L’illimitation 1532  

Ce qui nous ramène à cet inachèvement, consubstantiel à toute l’œuvre de Kafka. Car si sa logique est si singulière, si le geste devient le centre même d’une action qu’il pervertit, il ne s’ensuit pas qu’il n’y a pas d’interprétation de la part de l’auteur. Benjamin écrit encore : ces « gestes ne deviennent de vrais symboles que par un système, sans cesse renouvelé, de corrélations et d’ordinations probatoires », ils « échappent à leurs supports traditionnels et deviennent simple matière à d’interminables exégèses 1533  ». Et en effet, les considérations destinées à expliquer l’inexplicable, à trouver une  « issue », comme le singe du Rapport pour une Académie, prolifèrent.

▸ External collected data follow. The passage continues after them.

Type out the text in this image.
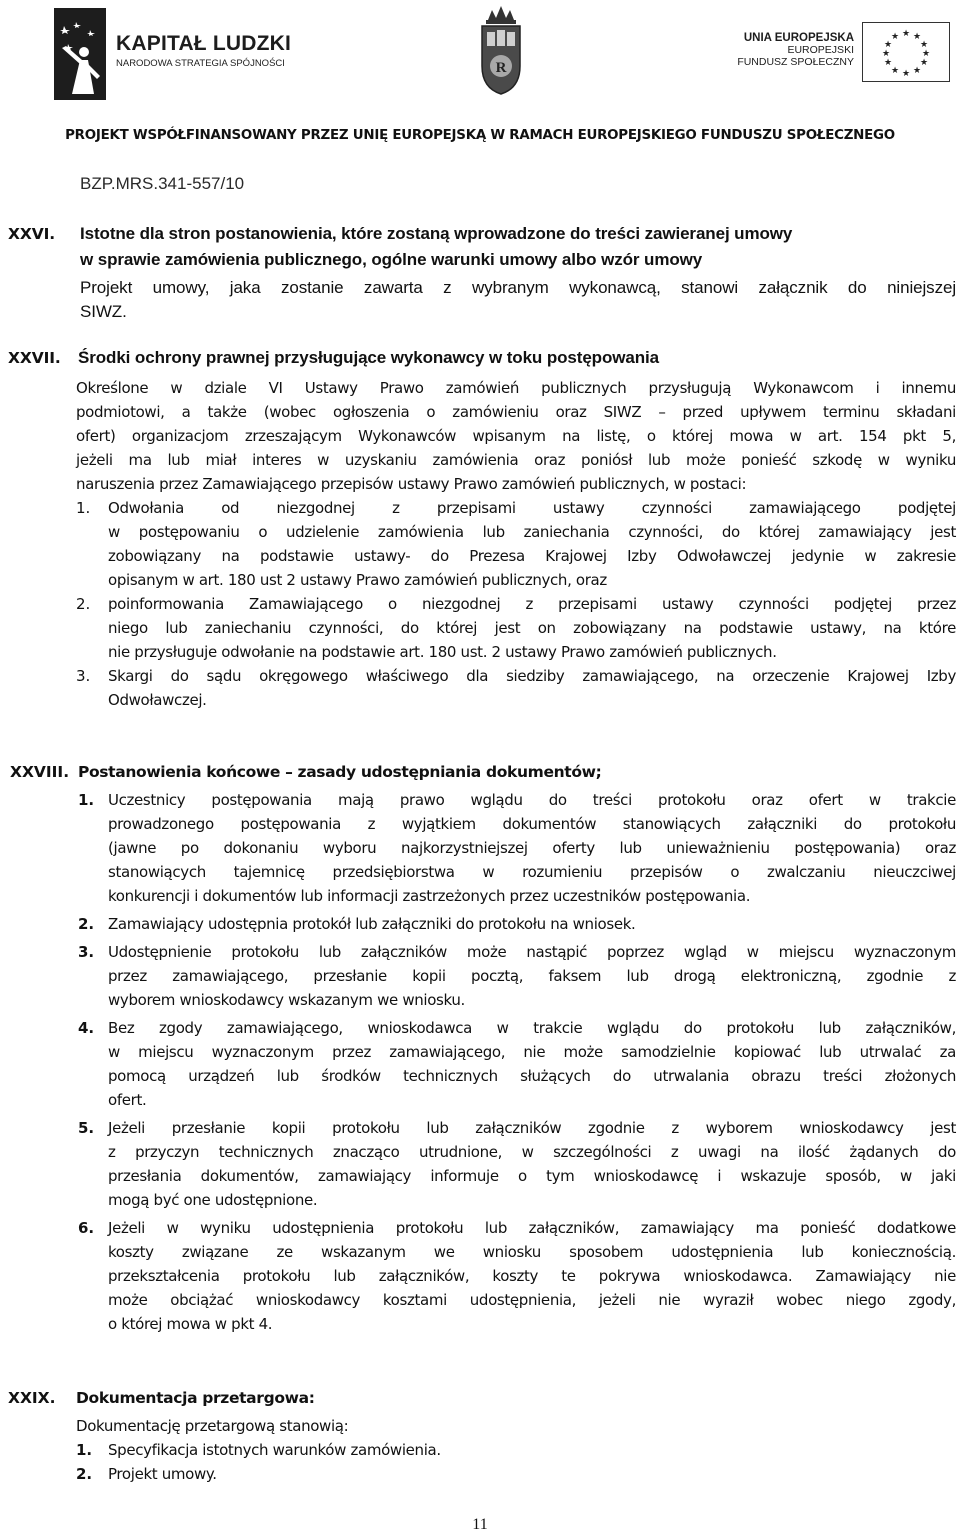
KAPITAŁ LUDZKI
NARODOWA STRATEGIA SPÓJNOŚCI	R
UNIA EUROPEJSKA
EUROPEJSKI
FUNDUSZ SPOŁECZNY
★ ★
★
★
★
★
★
★
★
★
★
★
PROJEKT WSPÓŁFINANSOWANY PRZEZ UNIĘ EUROPEJSKĄ W RAMACH EUROPEJSKIEGO FUNDUSZU SPOŁECZNEGO
BZP.MRS.341-557/10
XXVI. Istotne dla stron postanowienia, które zostaną wprowadzone do treści zawieranej umowy
w sprawie zamówienia publicznego, ogólne warunki umowy albo wzór umowy
Projekt umowy, jaka zostanie zawarta z wybranym wykonawcą, stanowi załącznik do niniejszej
SIWZ.
XXVII. Środki ochrony prawnej przysługujące wykonawcy w toku postępowania
Określone w dziale VI Ustawy Prawo zamówień publicznych przysługują Wykonawcom i innemu
podmiotowi, a także (wobec ogłoszenia o zamówieniu oraz SIWZ – przed upływem terminu składani
ofert) organizacjom zrzeszającym Wykonawców wpisanym na listę, o której mowa w art. 154 pkt 5,
jeżeli ma lub miał interes w uzyskaniu zamówienia oraz poniósł lub może ponieść szkodę w wyniku
naruszenia przez Zamawiającego przepisów ustawy Prawo zamówień publicznych, w postaci:
1. Odwołania od niezgodnej z przepisami ustawy czynności zamawiającego podjętej
w postępowaniu o udzielenie zamówienia lub zaniechania czynności, do której zamawiający jest
zobowiązany na podstawie ustawy- do Prezesa Krajowej Izby Odwoławczej jedynie w zakresie
opisanym w art. 180 ust 2 ustawy Prawo zamówień publicznych, oraz
2. poinformowania Zamawiającego o niezgodnej z przepisami ustawy czynności podjętej przez
niego lub zaniechaniu czynności, do której jest on zobowiązany na podstawie ustawy, na które
nie przysługuje odwołanie na podstawie art. 180 ust. 2 ustawy Prawo zamówień publicznych.
3. Skargi do sądu okręgowego właściwego dla siedziby zamawiającego, na orzeczenie Krajowej Izby
Odwoławczej.
XXVIII. Postanowienia końcowe – zasady udostępniania dokumentów;
1. Uczestnicy postępowania mają prawo wglądu do treści protokołu oraz ofert w trakcie
prowadzonego postępowania z wyjątkiem dokumentów stanowiących załączniki do protokołu
(jawne po dokonaniu wyboru najkorzystniejszej oferty lub unieważnieniu postępowania) oraz
stanowiących tajemnicę przedsiębiorstwa w rozumieniu przepisów o zwalczaniu nieuczciwej
konkurencji i dokumentów lub informacji zastrzeżonych przez uczestników postępowania.
2. Zamawiający udostępnia protokół lub załączniki do protokołu na wniosek.
3. Udostępnienie protokołu lub załączników może nastąpić poprzez wgląd w miejscu wyznaczonym
przez zamawiającego, przesłanie kopii pocztą, faksem lub drogą elektroniczną, zgodnie z
wyborem wnioskodawcy wskazanym we wniosku.
4. Bez zgody zamawiającego, wnioskodawca w trakcie wglądu do protokołu lub załączników,
w miejscu wyznaczonym przez zamawiającego, nie może samodzielnie kopiować lub utrwalać za
pomocą urządzeń lub środków technicznych służących do utrwalania obrazu treści złożonych
ofert.
5. Jeżeli przesłanie kopii protokołu lub załączników zgodnie z wyborem wnioskodawcy jest
z przyczyn technicznych znacząco utrudnione, w szczególności z uwagi na ilość żądanych do
przesłania dokumentów, zamawiający informuje o tym wnioskodawcę i wskazuje sposób, w jaki
mogą być one udostępnione.
6. Jeżeli w wyniku udostępnienia protokołu lub załączników, zamawiający ma ponieść dodatkowe
koszty związane ze wskazanym we wniosku sposobem udostępnienia lub koniecznością.
przekształcenia protokołu lub załączników, koszty te pokrywa wnioskodawca. Zamawiający nie
może obciążać wnioskodawcy kosztami udostępnienia, jeżeli nie wyraził wobec niego zgody,
o której mowa w pkt 4.
XXIX. Dokumentacja przetargowa:
Dokumentację przetargową stanowią:
1. Specyfikacja istotnych warunków zamówienia.
2. Projekt umowy.
11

D’où cet atermoiement qui caractérise particulièrement Le procès. Ce sont les interminables harangues du peintre Titorelli. C’est l’exégèse sans fin par le prêtre de la fameuse parabole « Devant la Loi ». Selon Benjamin Le Procès est d’ailleurs le «développement » de cette parabole, dans un sens bien particulier : « Si en se développant le bourgeon devient fleur, une fois déplié le bateau de papier que découpe l’enfant n’est plus qu’une feuille lisse. Et cette seconde sorte de "développement" convient bien à la parabole ; le lecteur se plaît à en effacer les plis pour que sa signification s’étende sur sa main plate. Mais les paraboles de Kafka se développent au premier sens, comme le bouton s’épanouit en fleur 1534  ». Et cette glose illimitée pourrait bien être une des explications de l’inachèvement des romans de Kafka 1535 . Marthe Robert écrit que « l’Arpenteur s’informe, pose des questions, raisonne à perte de vue », tout ce qui peut subsister des événements se dilue dans ce qu’elle appelle « moins un roman que le compte rendu d’une longue recherche,[…] où l’action se réduit à l’examen systématique d’opinions, de solutions et de vérités possibles 1536  ».

La logique narrative subit donc le même sort que la logique des propositions de Port-Royal : elle est même carrément absente. La suppression des liens empêche toute progression du récit, et l’événement initial n’acquiert aucun "sens" supplémentaire des différentes péripéties qui informent la fiction. François Martini écrit : « L’événement en soi n’est ni défini ni définissable, et ce n’est que dans le contexte, aussi labyrinthique que celui-ci puisse être, qu’il tend à prendre forme 1537  ». L’événement arrive-t-il vraiment à prendre forme ? L’image de la fleur proposée par Benjamin rendrait alors bien compte de cette "forme". Tout en conservant la marque d’une certaine avancée narrative, la figure du "développement" du bouton ne sous-entend pas l’idée d’une quelconque finalité : la fleur n’est pas la "fin" du bouton. Aucune conclusion n’est possible. Le suprême paradoxe de Kafka n’est-il pas que la proposition : "il n’y a pas de raison que ça continue" a le même sens que la proposition : "il n’y a pas de raison que ça s’arrête", chose que l’on retrouvera chez un Beckett, par exemple ?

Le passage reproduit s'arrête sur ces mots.